The company says the labyrinthine process for getting a mining lease will take a minimum of 3-4 years, before which it cannot submit an FDP. A Department of Mines official believes it is an optimistic assumption.

He thinks it could easily take five years since Posco's prospective mining area is huge (over 6,200 hectares).

This is how it works. The company first applies for a prospecting licence and then begins prospecting.

This could take at least a couple of years. Then it prepares the mining development plan and applies for a mining lease in which the forest diversion areas are identified. Officials said the normal time lag for this would be 3-4 years and could at best be scrunched to two years.

"Right now, we are struggling to get the prospecting licence," points out Posco-India Chairman and Managing Director Soungsik Cho, who says the CEC recommendation simply does not make sense. The catch for Posco is that under the memorandum of understanding signed with Orissa, the Korean steel major has to award at least half the orders for civil contracts and 20 per cent orders for the machinery before the state government approves its mining lease, which is granted by the Union steel and mines ministry.

"That means without making investments, we cannot get the mining lease and without the mining lease, we can't have an FDP," says an incensed Cho.

Environmentalists, however, insist that an integrated steel project like Posco should have a clear idea of the total forest land that would be needed. R Sreedhar, Director of the Delhi-based Academy of Mountain Environics who is a geologist by training, says the CEC has a top forest official as one of its five members and has a sound rationale for its observations.

The Supreme Court's decision on the CEC recommendation is expected shortly. For Posco, however, there are more legal pitfalls.

In the wake of a petition filed by the state-owned Kudremukh Iron Ore Corporation Ltd staking first claim on the Khandadhar mines, reserved for Posco, the Orissa mines department is scrutinising the 200 prospecting licence applications made before the South Koreans came into the picture.

KIOCL claims it has spent several crores prospecting the area.
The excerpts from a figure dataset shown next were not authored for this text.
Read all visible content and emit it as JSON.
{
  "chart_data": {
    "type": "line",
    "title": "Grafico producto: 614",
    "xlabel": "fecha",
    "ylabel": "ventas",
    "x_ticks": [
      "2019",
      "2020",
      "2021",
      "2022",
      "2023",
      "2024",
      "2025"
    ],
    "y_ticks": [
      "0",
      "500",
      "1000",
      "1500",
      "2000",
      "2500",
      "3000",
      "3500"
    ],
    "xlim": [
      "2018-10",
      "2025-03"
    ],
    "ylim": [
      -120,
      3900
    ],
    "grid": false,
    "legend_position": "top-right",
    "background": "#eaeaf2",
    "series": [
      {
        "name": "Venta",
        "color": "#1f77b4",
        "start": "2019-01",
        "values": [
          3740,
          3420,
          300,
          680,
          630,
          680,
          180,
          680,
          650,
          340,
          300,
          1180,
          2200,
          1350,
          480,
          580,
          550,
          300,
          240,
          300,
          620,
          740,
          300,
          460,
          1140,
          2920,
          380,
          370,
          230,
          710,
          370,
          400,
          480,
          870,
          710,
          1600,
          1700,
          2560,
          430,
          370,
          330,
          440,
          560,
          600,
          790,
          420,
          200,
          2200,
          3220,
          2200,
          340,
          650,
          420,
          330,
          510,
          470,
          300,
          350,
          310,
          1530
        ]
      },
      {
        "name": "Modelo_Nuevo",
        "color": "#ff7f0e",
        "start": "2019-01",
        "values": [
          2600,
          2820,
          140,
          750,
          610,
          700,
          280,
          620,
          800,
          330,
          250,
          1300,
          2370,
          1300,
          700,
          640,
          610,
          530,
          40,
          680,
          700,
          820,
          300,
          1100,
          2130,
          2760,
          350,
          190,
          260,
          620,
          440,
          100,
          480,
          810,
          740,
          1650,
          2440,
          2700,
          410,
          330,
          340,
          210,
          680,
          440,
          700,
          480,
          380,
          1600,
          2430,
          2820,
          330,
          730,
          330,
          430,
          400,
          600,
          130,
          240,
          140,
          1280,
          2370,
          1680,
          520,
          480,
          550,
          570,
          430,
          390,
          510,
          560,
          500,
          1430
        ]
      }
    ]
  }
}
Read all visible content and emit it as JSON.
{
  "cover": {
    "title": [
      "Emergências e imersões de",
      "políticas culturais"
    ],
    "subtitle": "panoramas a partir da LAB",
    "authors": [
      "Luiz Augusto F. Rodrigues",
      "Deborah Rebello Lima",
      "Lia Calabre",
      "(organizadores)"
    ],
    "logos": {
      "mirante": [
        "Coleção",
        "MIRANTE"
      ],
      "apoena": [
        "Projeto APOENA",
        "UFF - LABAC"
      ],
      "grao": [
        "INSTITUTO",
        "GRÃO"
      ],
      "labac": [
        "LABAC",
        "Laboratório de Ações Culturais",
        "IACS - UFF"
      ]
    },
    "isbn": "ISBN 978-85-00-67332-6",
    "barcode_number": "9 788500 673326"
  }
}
According to official sources, most of the scrutiny is over although 65 applicants have failed to appear before the authorities.

The process has been stymied because one of the companies has got a stay from the Orissa High Court contending that the first batch of applications deserved priority.

"In India, nothing happens smoothly because there are different interests at play," says a senior official in Bhubaneswar. "We are hopeful the legal complexities can be ironed out soon."

Posco is unlikely to be deterred by these legal twists and turns.

The Pohang-based steel giant's CEO, Lee Ku-taek, was quoted as saying that the company would stay with the India project regardless of how long it took or how much effort it called for.

The remarks were made to the CEO Forum in Seoul in early January.